Di seluruh dunia Islam pada awal abad 20, kasus Mesir tentu saja unik, karena persentuhannya pada kolonialisme dan bangkitnya kelas menengah Mesir melawan kolonialisme. Persoalan utama yang dihadapi Murad dan para pengikutnya saat itu, tentu saja, adalah keterbelahan masyarakat akibat kolonialisme. Tak mudah memang bagi Murad.
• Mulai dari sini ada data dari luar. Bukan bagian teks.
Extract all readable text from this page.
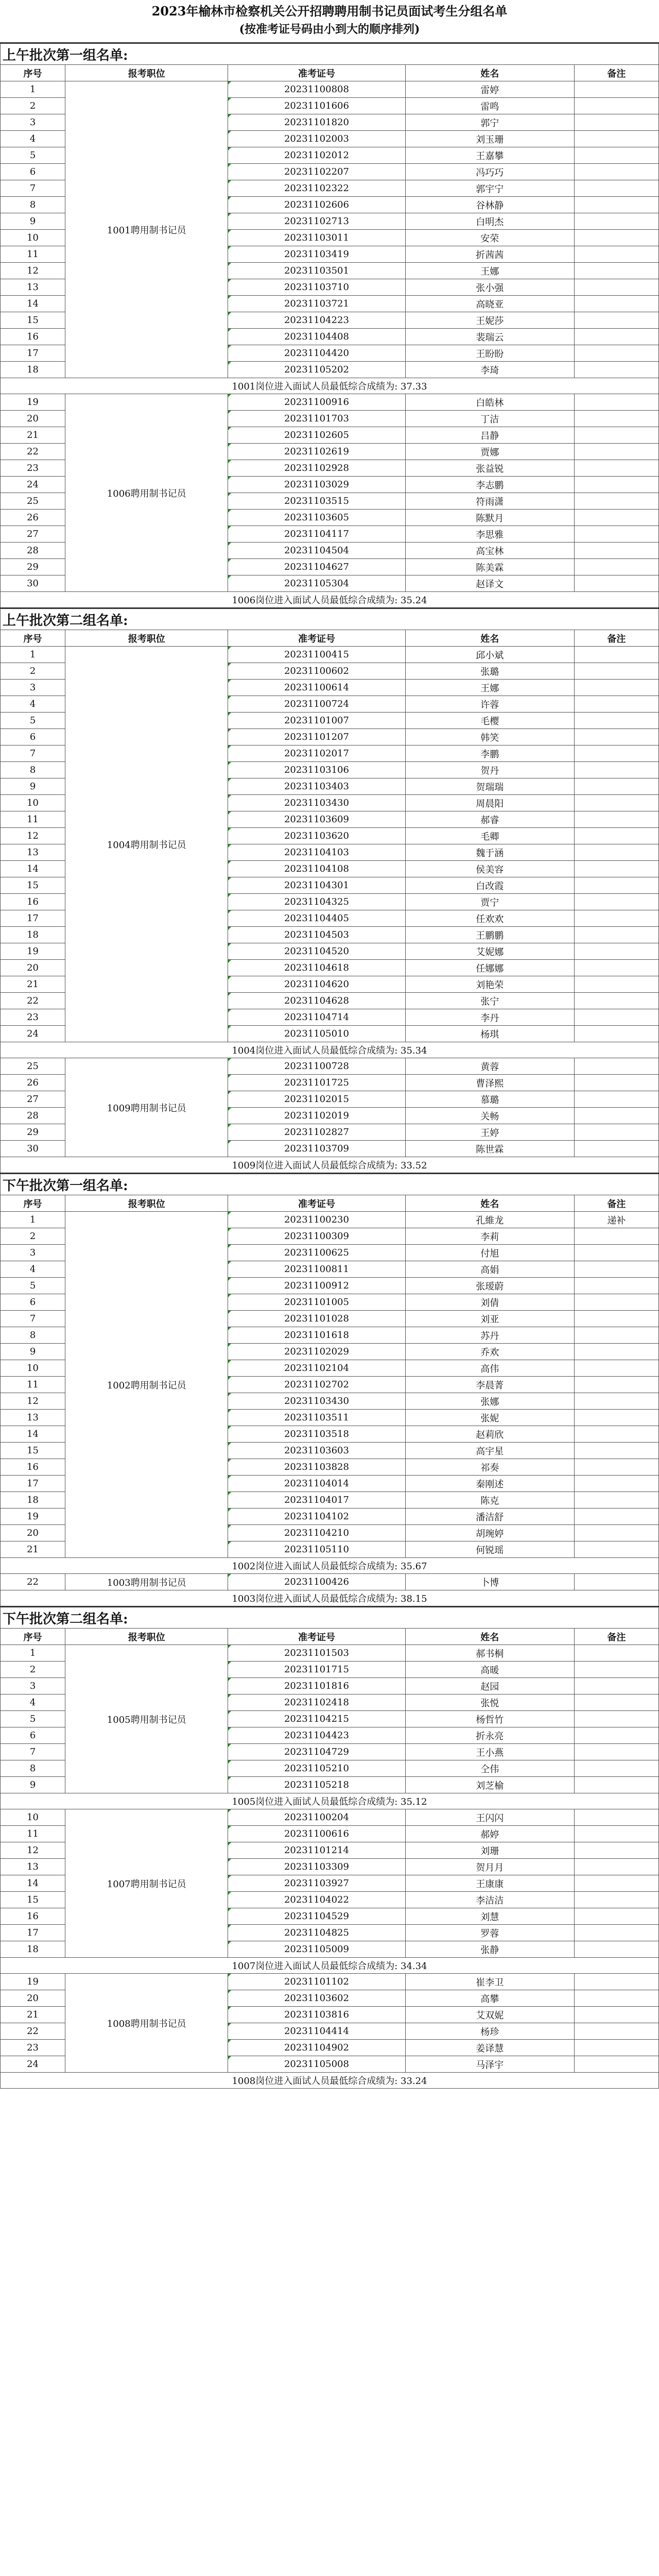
2023年榆林市检察机关公开招聘聘用制书记员面试考生分组名单
(按准考证号码由小到大的顺序排列)
上午批次第一组名单:				
序号	报考职位	准考证号	姓名	备注
1	1001聘用制书记员	20231100808	雷婷	
2		20231101606	雷鸣	
3		20231101820	郭宁	
4		20231102003	刘玉珊	
5		20231102012	王嘉攀	
6		20231102207	冯巧巧	
7		20231102322	郭宇宁	
8		20231102606	谷林静	
9		20231102713	白明杰	
10		20231103011	安荣	
11		20231103419	折茜茜	
12		20231103501	王娜	
13		20231103710	张小强	
14		20231103721	高晓亚	
15		20231104223	王妮莎	
16		20231104408	裴瑞云	
17		20231104420	王盼盼	
18		20231105202	李琦	
1001岗位进入面试人员最低综合成绩为: 37.33				
19	1006聘用制书记员	20231100916	白皓林	
20		20231101703	丁洁	
21		20231102605	吕静	
22		20231102619	贾娜	
23		20231102928	张益锐	
24		20231103029	李志鹏	
25		20231103515	符雨潇	
26		20231103605	陈默月	
27		20231104117	李思雅	
28		20231104504	高宝林	
29		20231104627	陈美霖	
30		20231105304	赵译文	
1006岗位进入面试人员最低综合成绩为: 35.24				
上午批次第二组名单:				
序号	报考职位	准考证号	姓名	备注
1	1004聘用制书记员	20231100415	邱小斌	
2		20231100602	张璐	
3		20231100614	王娜	
4		20231100724	许蓉	
5		20231101007	毛樱	
6		20231101207	韩笑	
7		20231102017	李鹏	
8		20231103106	贺丹	
9		20231103403	贺瑞瑞	
10		20231103430	周晨阳	
11		20231103609	郝睿	
12		20231103620	毛卿	
13		20231104103	魏于涵	
14		20231104108	侯美容	
15		20231104301	白改霞	
16		20231104325	贾宁	
17		20231104405	任欢欢	
18		20231104503	王鹏鹏	
19		20231104520	艾妮娜	
20		20231104618	任娜娜	
21		20231104620	刘艳荣	
22		20231104628	张宁	
23		20231104714	李丹	
24		20231105010	杨琪	
1004岗位进入面试人员最低综合成绩为: 35.34				
25	1009聘用制书记员	20231100728	黄蓉	
26		20231101725	曹泽熙	
27		20231102015	慕璐	
28		20231102019	关畅	
29		20231102827	王婷	
30		20231103709	陈世霖	
1009岗位进入面试人员最低综合成绩为: 33.52				
下午批次第一组名单:				
序号	报考职位	准考证号	姓名	备注
1	1002聘用制书记员	20231100230	孔維龙	递补
2		20231100309	李莉	
3		20231100625	付旭	
4		20231100811	高娟	
5		20231100912	张瑷蔚	
6		20231101005	刘倩	
7		20231101028	刘亚	
8		20231101618	苏丹	
9		20231102029	乔欢	
10		20231102104	高伟	
11		20231102702	李晨菁	
12		20231103430	张娜	
13		20231103511	张妮	
14		20231103518	赵莉欣	
15		20231103603	高宇星	
16		20231103828	祁奏	
17		20231104014	秦刚述	
18		20231104017	陈克	
19		20231104102	潘洁舒	
20		20231104210	胡琬婷	
21		20231105110	何锐瑶	
1002岗位进入面试人员最低综合成绩为: 35.67				
22	1003聘用制书记员	20231100426	卜博	
1003岗位进入面试人员最低综合成绩为: 38.15				
下午批次第二组名单:				
序号	报考职位	准考证号	姓名	备注
1	1005聘用制书记员	20231101503	郝书桐	
2		20231101715	高暖	
3		20231101816	赵园	
4		20231102418	张悦	
5		20231104215	杨哲竹	
6		20231104423	折永亮	
7		20231104729	王小燕	
8		20231105210	仝伟	
9		20231105218	刘芝榆	
1005岗位进入面试人员最低综合成绩为: 35.12				
10	1007聘用制书记员	20231100204	王闪闪	
11		20231100616	郝婷	
12		20231101214	刘珊	
13		20231103309	贺月月	
14		20231103927	王康康	
15		20231104022	李洁洁	
16		20231104529	刘慧	
17		20231104825	罗蓉	
18		20231105009	张静	
1007岗位进入面试人员最低综合成绩为: 34.34				
19	1008聘用制书记员	20231101102	崔李卫	
20		20231103602	高攀	
21		20231103816	艾双妮	
22		20231104414	杨珍	
23		20231104902	姜译慧	
24		20231105008	马泽宇	
1008岗位进入面试人员最低综合成绩为: 33.24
Namun, strategi integrasi jati diri (the self) yang dilakukan Murad ternyata berdasar pada ‘nafs’, sebuah istilah yang secara primordial mengacu pada dimensi ilahiah.
Kondisi perang dunia ke-2 telah ikut memperkuat strategi Murad ini, sebab ada kontradiksi yang tampak nyata dari diskursus psikoanalisa yang lahir di Eropa tapi tak sanggup mencegah meletusnya perang dunia tersebut.
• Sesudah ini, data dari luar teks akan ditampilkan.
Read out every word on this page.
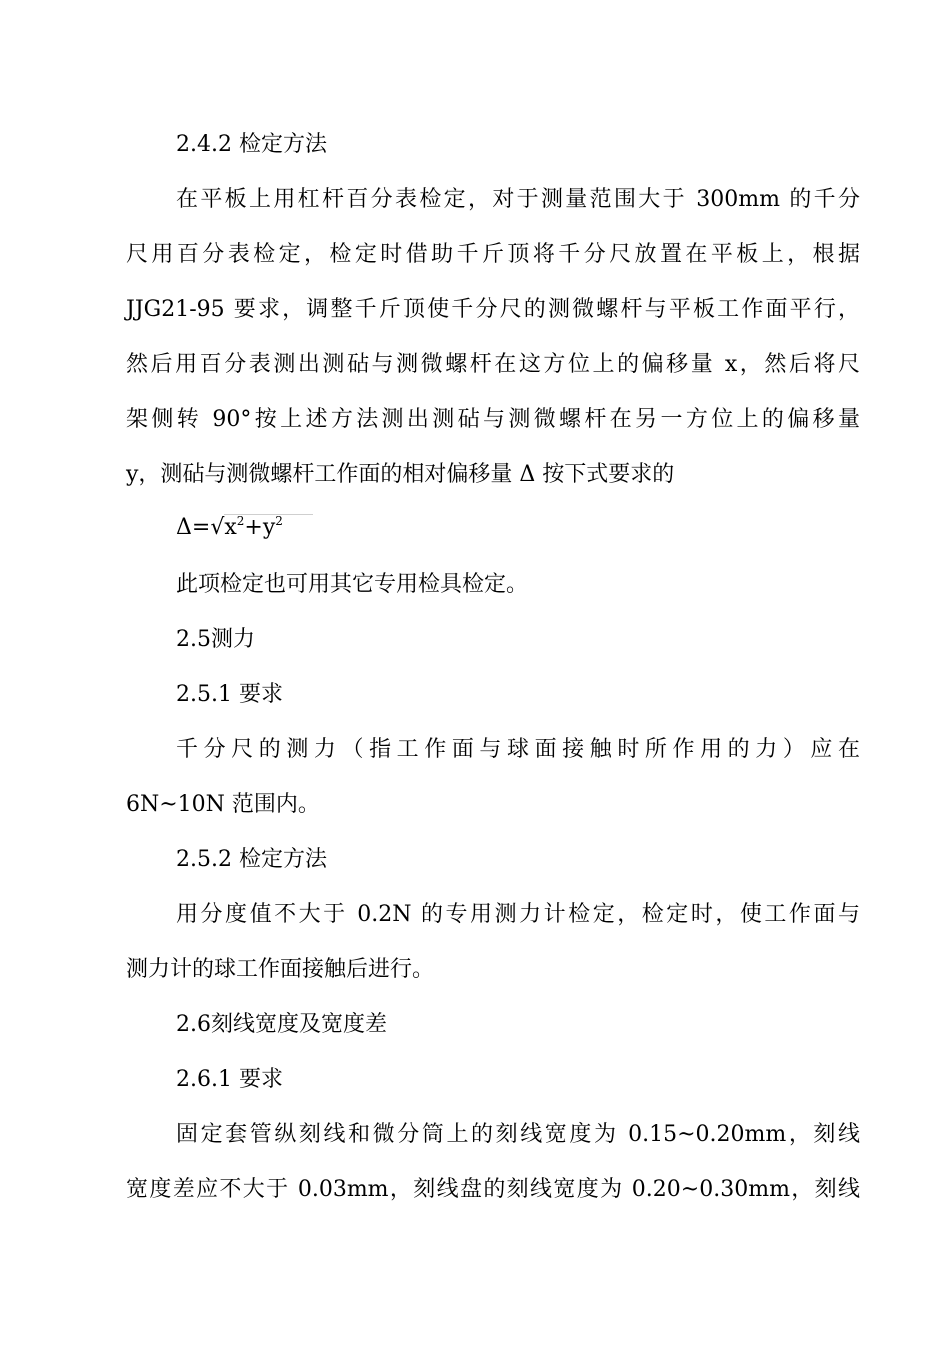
2.4.2 检定方法
在平板上用杠杆百分表检定，对于测量范围大于 300mm 的千分
尺用百分表检定，检定时借助千斤顶将千分尺放置在平板上，根据
JJG21-95 要求，调整千斤顶使千分尺的测微螺杆与平板工作面平行，
然后用百分表测出测砧与测微螺杆在这方位上的偏移量 x，然后将尺
架侧转 90°按上述方法测出测砧与测微螺杆在另一方位上的偏移量
y，测砧与测微螺杆工作面的相对偏移量 Δ 按下式要求的
$\Delta=√x^2+y^2$
此项检定也可用其它专用检具检定。
2.5测力
2.5.1 要求
千分尺的测力（指工作面与球面接触时所作用的力）应在
6N~10N 范围内。
2.5.2 检定方法
用分度值不大于 0.2N 的专用测力计检定，检定时，使工作面与
测力计的球工作面接触后进行。
2.6刻线宽度及宽度差
2.6.1 要求
固定套管纵刻线和微分筒上的刻线宽度为 0.15~0.20mm，刻线
宽度差应不大于 0.03mm，刻线盘的刻线宽度为 0.20~0.30mm，刻线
Pada bab dua, eksplorasi El Shakry lebih menukik lagi. Ia menyorot kelindan antara akar sufisme abad pertengahan dan perkembangan psikoanalisa. Bab ini mengupas pertalian antara sufisme dan psikoanalisa.
Kupasan dimulai dari penjelasan Ibn Arabi tentang ‘Nafas Rahmani’. Nafas berasal dari bahasa Arab dan mempunyai makna sebagai jiwa (psike dalam terminologi psikoanalisa).
Lantas, analisa terhadap nafas penanda kehidupan ini dalam bahasa Arab disebut sebagai ‘Ilm al nafs’, yang berkonotasi pada ilmu psikologi di Barat. Bedanya, ‘Ilm al nafs’ tetap mengacu pada sumber-sumber kitab suci untuk penjabarannya. Ibn Arabi merupakan filsuf cum mistikus yang sangat piawai dalam disiplin ini. Dan karya-karyanya itulah yang juga menjadi rujukan Yusuf Murad.
Sedangkan tokoh lain yang mendalami kitab-kitab klasik Sufisme adalah Abu Wafa al Ghunaymi al Taftazani, guru besar tarekat Sufisme al Ghunaymiya Khalwatiya, Mesir. Abu Wafa meraih gelar master dari Universitas Kairo pada tahun 1955 dengan tesis tentang mistikus Ibn Athaillah al Sakandari, lalu ia kemudian meraih gelar doktor pada tahun 1961 dengan disertasi tentang filsuf Andalusia Ibn Sab’in.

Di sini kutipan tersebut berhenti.